This is probably more than you want to know but this probably explains what I meant.
http://www.sengpielaudio.com/calculator-squarelaw.htm
You start with a certain amount of acoustical energy that radiates equally in all directions. The sphere of energy at one foot radius could be measured at a certain level. Twice as far away, the energy would fall to 1 / (2 squared) or 1/4th the level. Three times the distance away, would be 1 / (3 squared) or 1/9th the power level.
RADAR behaves the same way except it suffers the same degradation during its reflection, so the receiver gets the echo back at 1 (r ^ 4) so doubling a distance would have a 1 / ( 2 ^ 4) or 1/16 reduction. Tripling would have a 1 / (3 ^ 4) of 1 / 81.
> You start with a certain amount of acoustical energy that radiates equally in all directions.
Given that the caps were detonated on a cement floor the acoustic energy would radiate in a hemisphere, along with the reflected energy from the floor.

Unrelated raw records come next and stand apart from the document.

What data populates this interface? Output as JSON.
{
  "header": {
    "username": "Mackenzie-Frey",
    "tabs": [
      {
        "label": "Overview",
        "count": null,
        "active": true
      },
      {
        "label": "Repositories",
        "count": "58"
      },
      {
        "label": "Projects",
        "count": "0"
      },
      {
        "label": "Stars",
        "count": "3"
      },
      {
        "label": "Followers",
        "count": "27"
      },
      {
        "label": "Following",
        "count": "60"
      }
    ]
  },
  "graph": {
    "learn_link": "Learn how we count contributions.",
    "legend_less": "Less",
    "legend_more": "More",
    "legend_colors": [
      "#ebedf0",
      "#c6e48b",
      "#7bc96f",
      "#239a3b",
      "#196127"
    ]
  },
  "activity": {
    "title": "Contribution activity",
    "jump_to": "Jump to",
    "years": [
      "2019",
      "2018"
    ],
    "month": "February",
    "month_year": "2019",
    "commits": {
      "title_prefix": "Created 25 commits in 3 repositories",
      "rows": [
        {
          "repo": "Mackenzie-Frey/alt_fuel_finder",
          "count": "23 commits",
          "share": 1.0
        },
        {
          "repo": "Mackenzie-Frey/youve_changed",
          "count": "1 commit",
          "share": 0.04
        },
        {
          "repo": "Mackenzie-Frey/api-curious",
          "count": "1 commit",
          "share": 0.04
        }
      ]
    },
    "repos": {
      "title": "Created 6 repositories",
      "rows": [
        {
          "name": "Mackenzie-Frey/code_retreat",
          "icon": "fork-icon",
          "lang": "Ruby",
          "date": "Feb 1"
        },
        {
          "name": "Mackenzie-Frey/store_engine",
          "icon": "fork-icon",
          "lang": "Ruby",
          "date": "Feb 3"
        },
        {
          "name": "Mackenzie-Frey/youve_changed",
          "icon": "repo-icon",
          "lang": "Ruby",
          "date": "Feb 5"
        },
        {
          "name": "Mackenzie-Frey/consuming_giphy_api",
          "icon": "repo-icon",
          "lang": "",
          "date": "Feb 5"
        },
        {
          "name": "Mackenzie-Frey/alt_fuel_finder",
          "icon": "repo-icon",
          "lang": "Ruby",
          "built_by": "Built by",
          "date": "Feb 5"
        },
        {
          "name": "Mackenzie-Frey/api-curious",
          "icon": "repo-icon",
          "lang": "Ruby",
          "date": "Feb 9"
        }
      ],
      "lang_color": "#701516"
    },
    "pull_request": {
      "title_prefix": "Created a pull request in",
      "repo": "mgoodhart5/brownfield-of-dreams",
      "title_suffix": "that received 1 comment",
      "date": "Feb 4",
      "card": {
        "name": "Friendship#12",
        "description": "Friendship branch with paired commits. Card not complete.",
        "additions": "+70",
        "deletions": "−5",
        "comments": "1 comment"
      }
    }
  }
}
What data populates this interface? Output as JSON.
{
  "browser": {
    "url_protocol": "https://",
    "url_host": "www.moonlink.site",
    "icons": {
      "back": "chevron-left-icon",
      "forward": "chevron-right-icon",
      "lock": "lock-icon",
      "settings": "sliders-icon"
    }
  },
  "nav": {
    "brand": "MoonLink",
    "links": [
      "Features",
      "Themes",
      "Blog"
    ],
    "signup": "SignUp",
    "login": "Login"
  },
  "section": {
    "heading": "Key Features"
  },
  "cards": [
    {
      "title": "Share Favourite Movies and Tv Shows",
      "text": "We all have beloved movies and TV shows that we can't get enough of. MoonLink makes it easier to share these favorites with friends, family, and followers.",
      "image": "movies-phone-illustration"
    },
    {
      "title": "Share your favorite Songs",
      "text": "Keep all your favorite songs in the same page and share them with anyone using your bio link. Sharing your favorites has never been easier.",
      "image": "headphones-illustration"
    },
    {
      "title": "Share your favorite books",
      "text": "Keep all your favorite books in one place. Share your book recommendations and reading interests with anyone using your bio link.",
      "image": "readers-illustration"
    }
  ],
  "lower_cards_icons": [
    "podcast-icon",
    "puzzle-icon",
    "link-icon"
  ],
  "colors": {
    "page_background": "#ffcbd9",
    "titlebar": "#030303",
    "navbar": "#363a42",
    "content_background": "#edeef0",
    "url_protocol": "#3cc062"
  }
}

The time delay between the two wave-fronts would probably create cancellation and reinforcement in the acoustic wave, so what the observer hears might well be louder than what would be assumed by the inverse square law, and, given the probability of comb-filtering at various frequencies might have a non-linear output, but I’m not a math person so I’m not even going to try.
Is that the same as the Inverse Square law?